Vous avez appelé Marc Wilmots pour glaner des infos sur le Standard ?

Nous avons encore des contacts, mais plus tellement. Je suis à Salzbourg, auparavant j’étais à Hambourg et le temps me manque pour avoir de nombreuses conversations avec d’anciens joueurs. Mais j’ai toujours eu une excellente relation avec Marc.

Il connaît pourtant très bien la popote du Standard…

Oui, je sais. Mais je ne vais pas mettre quelqu’un en difficultés afin d’obtenir des informations. Entre-temps je connais tous les joueurs du Standard. Jusqu’à présent l’équipe n’a pas retiré le plein potentiel de ses qualités cette saison-ci mais Defour est revenu et est quand même un titulaire important. Les Liégeois disposent d’une très bonne ligne médiane et devant on retrouve des joueurs possédant de très bonnes qualités.

Milan Jovanovic, qui partira à Liverpool en fin de saison, fait-il partie du top européen ?

Oui. J’aurais déjà aimé l’attirer au PSV. Tout comme j’aurais voulu transférer Mohammed Sarr à Roda JC lorsque j’entraînais ce club. Milan est un très chouette gars, sauf sur le terrain pour son adversaire direct. J’ai trouvé en tout cas que c’était un garçon très sympathique lorsque nous nous sommes entretenus. Mais l’argent n’était pas disponible à Eindhoven à ce moment-là. Même si lui aurait vraiment voulu nous rejoindre.

Et Axel Witsel ?

C’est un très bon footballeur ! Le fait qu’il arrive en retard sur un tacle au plus chaud de l’action ou effectue un geste malheureux, c’est surtout très embêtant pour certains adversaires… Je pense que Witsel ressortira plus fort de ses expériences négatives. Après avoir commis des actes qui vous causent un dommage, ça vous incite à ne plus les commettre, non ?

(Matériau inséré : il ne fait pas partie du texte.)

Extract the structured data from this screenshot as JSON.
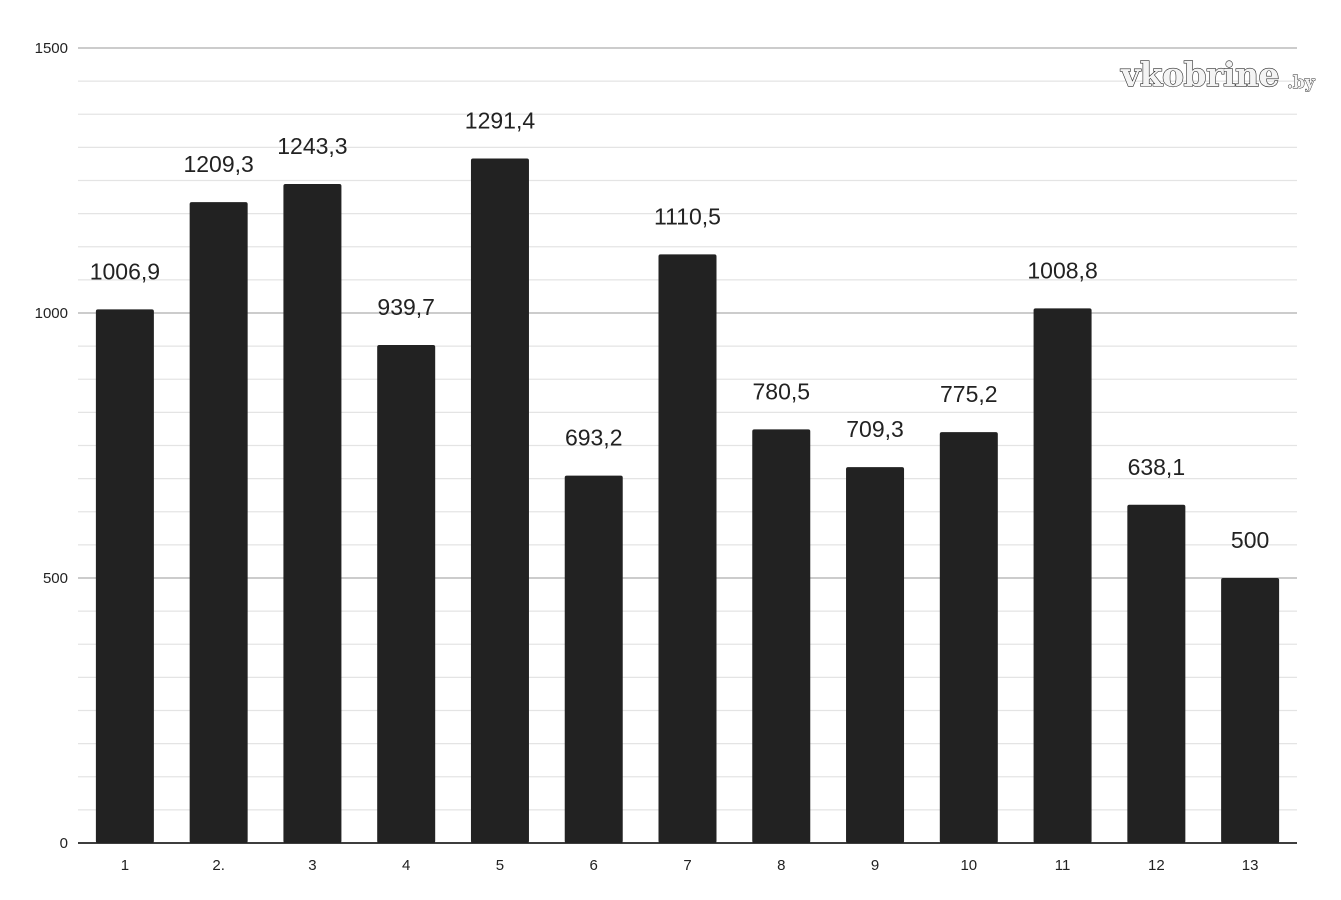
{
  "watermark": {
    "main": "vkobrine",
    "suffix": ".by"
  },
  "colors": {
    "bar": "#222222",
    "major_grid": "#bcbcbc",
    "minor_grid": "#e4e4e4",
    "axis": "#222222"
  },
  "chart_data": {
    "type": "bar",
    "title": "",
    "xlabel": "",
    "ylabel": "",
    "ylim": [
      0,
      1500
    ],
    "y_major_ticks": [
      0,
      500,
      1000,
      1500
    ],
    "y_minor_step": 62.5,
    "grid": true,
    "legend": "none",
    "categories": [
      "1",
      "2.",
      "3",
      "4",
      "5",
      "6",
      "7",
      "8",
      "9",
      "10",
      "11",
      "12",
      "13"
    ],
    "values": [
      1006.9,
      1209.3,
      1243.3,
      939.7,
      1291.4,
      693.2,
      1110.5,
      780.5,
      709.3,
      775.2,
      1008.8,
      638.1,
      500
    ],
    "data_labels": [
      "1006,9",
      "1209,3",
      "1243,3",
      "939,7",
      "1291,4",
      "693,2",
      "1110,5",
      "780,5",
      "709,3",
      "775,2",
      "1008,8",
      "638,1",
      "500"
    ]
  }
}
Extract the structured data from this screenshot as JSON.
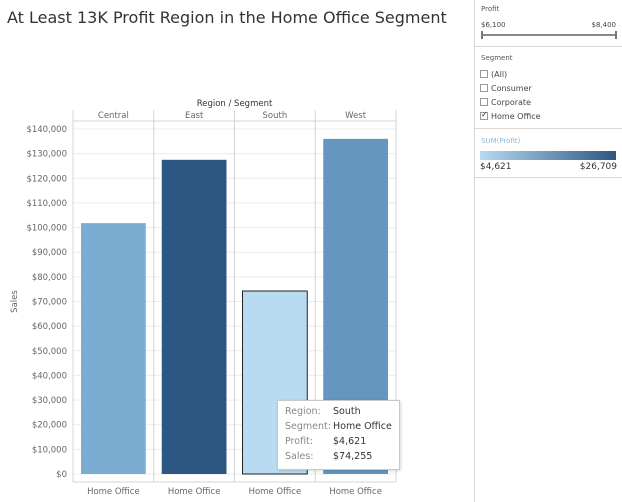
{
  "title": "At Least 13K Profit Region in the Home Office Segment",
  "chart_data": {
    "type": "bar",
    "column_header": "Region / Segment",
    "regions": [
      "Central",
      "East",
      "South",
      "West"
    ],
    "categories": [
      "Home Office",
      "Home Office",
      "Home Office",
      "Home Office"
    ],
    "values": [
      101800,
      127500,
      74255,
      136000
    ],
    "profit": [
      null,
      null,
      4621,
      null
    ],
    "colors": [
      "#7bacd2",
      "#2c5782",
      "#b8dbf1",
      "#6496c0"
    ],
    "highlighted": 2,
    "ylabel": "Sales",
    "ylim": [
      0,
      140000
    ],
    "yticks": [
      "$0",
      "$10,000",
      "$20,000",
      "$30,000",
      "$40,000",
      "$50,000",
      "$60,000",
      "$70,000",
      "$80,000",
      "$90,000",
      "$100,000",
      "$110,000",
      "$120,000",
      "$130,000",
      "$140,000"
    ]
  },
  "tooltip": {
    "rows": [
      {
        "key": "Region:",
        "value": "South"
      },
      {
        "key": "Segment:",
        "value": "Home Office"
      },
      {
        "key": "Profit:",
        "value": "$4,621"
      },
      {
        "key": "Sales:",
        "value": "$74,255"
      }
    ]
  },
  "filters": {
    "profit": {
      "title": "Profit",
      "min": "$6,100",
      "max": "$8,400"
    },
    "segment": {
      "title": "Segment",
      "options": [
        {
          "label": "(All)",
          "checked": false
        },
        {
          "label": "Consumer",
          "checked": false
        },
        {
          "label": "Corporate",
          "checked": false
        },
        {
          "label": "Home Office",
          "checked": true
        }
      ]
    },
    "legend": {
      "title": "SUM(Profit)",
      "min": "$4,621",
      "max": "$26,709",
      "color_low": "#b7daf0",
      "color_high": "#2c5782"
    }
  }
}
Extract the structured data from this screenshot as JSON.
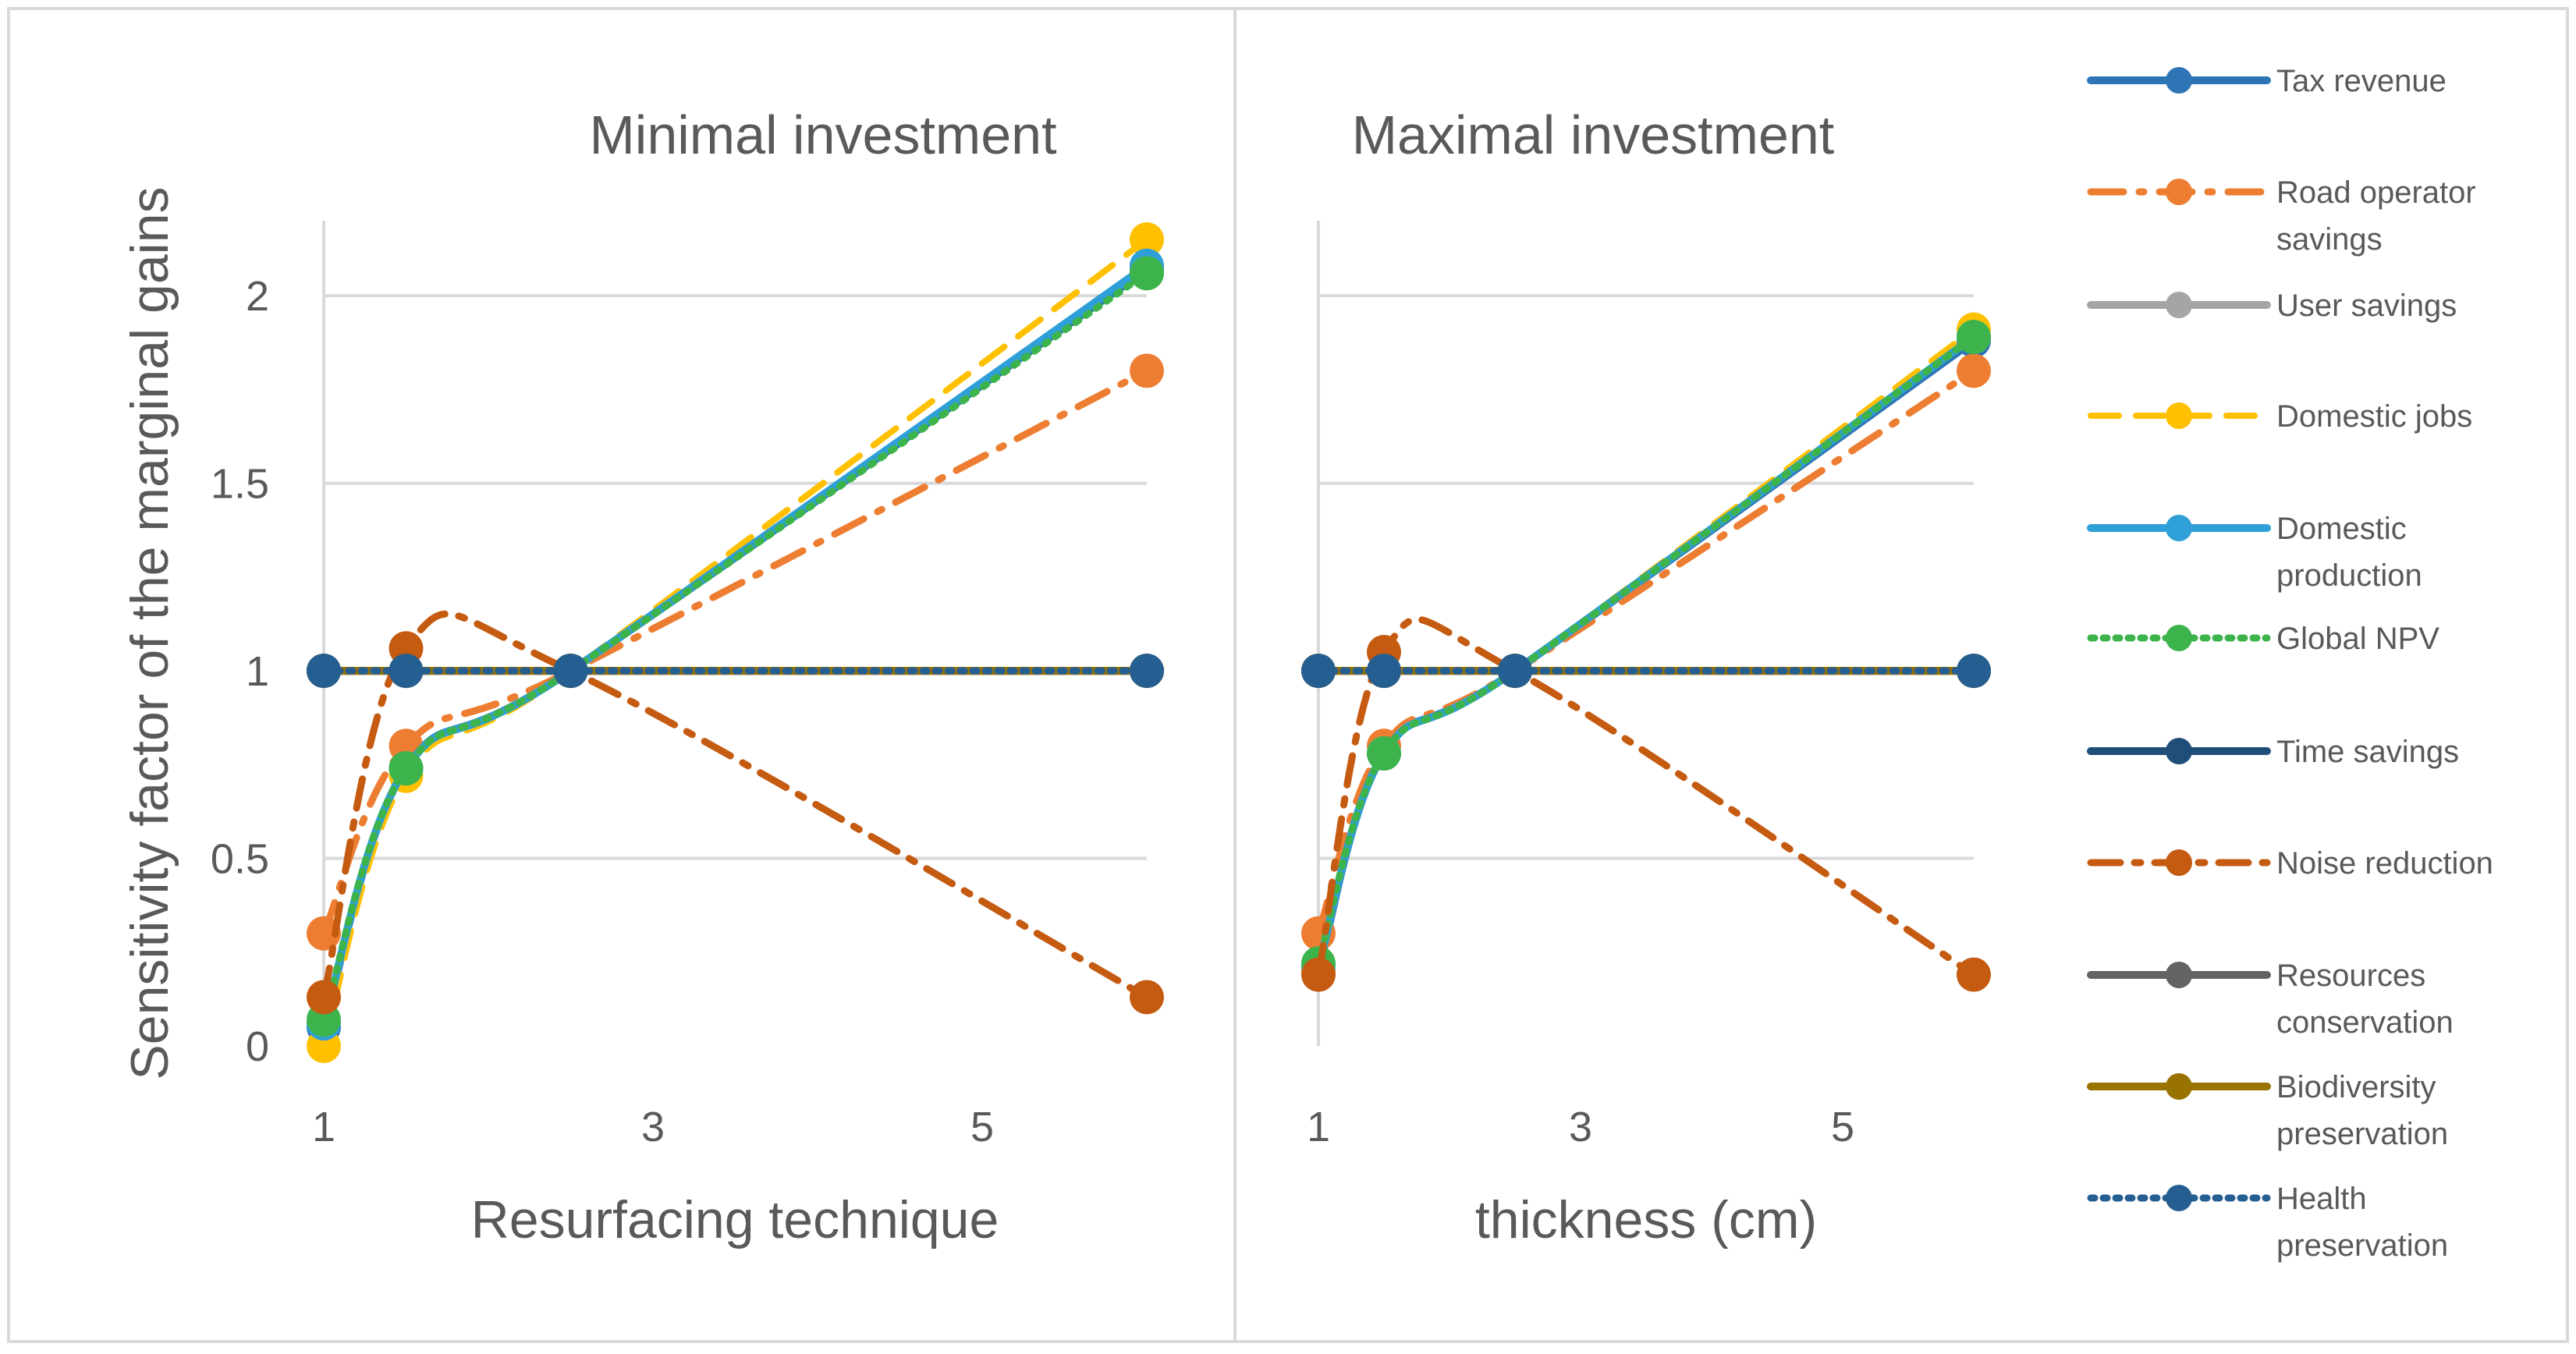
{
  "chart_data": {
    "type": "line",
    "ylabel": "Sensitivity factor of the marginal gains",
    "panels": [
      {
        "title": "Minimal investment",
        "xlabel": "Resurfacing technique",
        "x": [
          1,
          1.5,
          2.5,
          6
        ],
        "xlim": [
          1,
          6
        ],
        "xticks": [
          1,
          3,
          5
        ],
        "ylim": [
          0,
          2.2
        ],
        "yticks": [
          0,
          0.5,
          1,
          1.5,
          2
        ],
        "series": [
          {
            "name": "Tax revenue",
            "values": [
              0.05,
              0.74,
              1.0,
              2.07
            ]
          },
          {
            "name": "Road operator savings",
            "values": [
              0.3,
              0.8,
              1.0,
              1.8
            ]
          },
          {
            "name": "User savings",
            "values": [
              1.0,
              1.0,
              1.0,
              1.0
            ]
          },
          {
            "name": "Domestic jobs",
            "values": [
              0.0,
              0.72,
              1.0,
              2.15
            ]
          },
          {
            "name": "Domestic production",
            "values": [
              0.06,
              0.74,
              1.0,
              2.08
            ]
          },
          {
            "name": "Global NPV",
            "values": [
              0.07,
              0.74,
              1.0,
              2.06
            ]
          },
          {
            "name": "Time savings",
            "values": [
              1.0,
              1.0,
              1.0,
              1.0
            ]
          },
          {
            "name": "Noise reduction",
            "values": [
              0.13,
              1.06,
              1.0,
              0.13
            ]
          },
          {
            "name": "Resources conservation",
            "values": [
              1.0,
              1.0,
              1.0,
              1.0
            ]
          },
          {
            "name": "Biodiversity preservation",
            "values": [
              1.0,
              1.0,
              1.0,
              1.0
            ]
          },
          {
            "name": "Health preservation",
            "values": [
              1.0,
              1.0,
              1.0,
              1.0
            ]
          }
        ]
      },
      {
        "title": "Maximal investment",
        "xlabel": "thickness (cm)",
        "x": [
          1,
          1.5,
          2.5,
          6
        ],
        "xlim": [
          1,
          6
        ],
        "xticks": [
          1,
          3,
          5
        ],
        "ylim": [
          0,
          2.2
        ],
        "yticks": [
          0,
          0.5,
          1,
          1.5,
          2
        ],
        "series": [
          {
            "name": "Tax revenue",
            "values": [
              0.2,
              0.78,
              1.0,
              1.88
            ]
          },
          {
            "name": "Road operator savings",
            "values": [
              0.3,
              0.8,
              1.0,
              1.8
            ]
          },
          {
            "name": "User savings",
            "values": [
              1.0,
              1.0,
              1.0,
              1.0
            ]
          },
          {
            "name": "Domestic jobs",
            "values": [
              0.2,
              0.78,
              1.0,
              1.91
            ]
          },
          {
            "name": "Domestic production",
            "values": [
              0.21,
              0.78,
              1.0,
              1.89
            ]
          },
          {
            "name": "Global NPV",
            "values": [
              0.22,
              0.78,
              1.0,
              1.89
            ]
          },
          {
            "name": "Time savings",
            "values": [
              1.0,
              1.0,
              1.0,
              1.0
            ]
          },
          {
            "name": "Noise reduction",
            "values": [
              0.19,
              1.05,
              1.0,
              0.19
            ]
          },
          {
            "name": "Resources conservation",
            "values": [
              1.0,
              1.0,
              1.0,
              1.0
            ]
          },
          {
            "name": "Biodiversity preservation",
            "values": [
              1.0,
              1.0,
              1.0,
              1.0
            ]
          },
          {
            "name": "Health preservation",
            "values": [
              1.0,
              1.0,
              1.0,
              1.0
            ]
          }
        ]
      }
    ],
    "legend": {
      "placement": "right",
      "entries": [
        {
          "label": "Tax revenue",
          "color": "#2E75B6",
          "style": "solid"
        },
        {
          "label": "Road operator savings",
          "color": "#ED7D31",
          "style": "dashdot"
        },
        {
          "label": "User savings",
          "color": "#A5A5A5",
          "style": "solid"
        },
        {
          "label": "Domestic jobs",
          "color": "#FFC000",
          "style": "dashed"
        },
        {
          "label": "Domestic production",
          "color": "#2F9FD8",
          "style": "solid"
        },
        {
          "label": "Global NPV",
          "color": "#3CB44B",
          "style": "dotted"
        },
        {
          "label": "Time savings",
          "color": "#1F4E79",
          "style": "solid"
        },
        {
          "label": "Noise reduction",
          "color": "#C55A11",
          "style": "longdash"
        },
        {
          "label": "Resources conservation",
          "color": "#636363",
          "style": "solid"
        },
        {
          "label": "Biodiversity preservation",
          "color": "#997300",
          "style": "solid"
        },
        {
          "label": "Health preservation",
          "color": "#255E91",
          "style": "dotted"
        }
      ]
    }
  }
}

Defour est-il fait pour jouer à l’Ajax ?

Je pense, mais ne faites pas l’erreur de coller l’étiquette d’un club à un joueur. C’est tellement facile de faire des hypothèses…

Il nous fait penser à des types comme Rafael van der Vaart et Wesley Sneijder. Faux ?

J’ai travaillé avec van der Vaart à Hambourg. Ce n’est pas seulement un footballeur brillant, mais aussi un professionnel à 200 %. Ce qu’il fait pour le club, son équipe, ça reste fantastique.

Emile, Kompany, etc.

Une constante dans votre carrière est d’avoir souvent travaillé avec des Belges et même d’avoir lancé des jeunes. Un hasard ?

Oui. Emile Mpenza a fait feu de tout bois depuis les premiers instants à Schalke, jusqu’à ce qu’il fasse le difficile et tente de forcer un transfert. Nous devions tout de même lui faire comprendre qu’un tel comportement n’était pas correct. A ce moment il faut être ferme et honnête. Quand on signe un contrat, on se doit de l’honorer. Certaines personnes ont rendu Emile fou…

Aurait-il effectué une plus belle carrière s’il avait écouté vos conseils ?

C’est difficile à dire. Emile avait l’avantage d’être athlétique et explosif. En plus, son entente avec son compère d’attaque Ebbe Sand était parfaite. Cela a fonctionné dès la première minute. Je pourrais aussi citer Nico Van Kerckhoven qui avait aussi certaines capacités.

Il joue toujours en D1 à 39 ans…

Je sais. Cela ne m’étonne pas. Nico est un amateur de foot au sens premier du terme.

A Hambourg, vous avez mis Vincent Kompany au repos, après le décès de sa mère ?

C’était pour le protéger car il avait pris, suite à cette triste situation, deux cartes rouges d’affilée. Cela a été bénéfique, à lui comme au club.

Votre avis sur lui ?

Vincent est quelqu’un qui défend ses intérêts. Heureusement. Et cela ne me pose aucun problème. Dans ma période d’entraîneur à Hambourg, il était encore jeune, mais déjà très professionnel.

Dick Advocaat a déjà dû le remettre à sa place…

C’est possible, mais moi je n’ai jamais eu de problèmes avec Vincent. Parce que je considérais toujours l’homme derrière le footballeur lorsque je l’évaluais.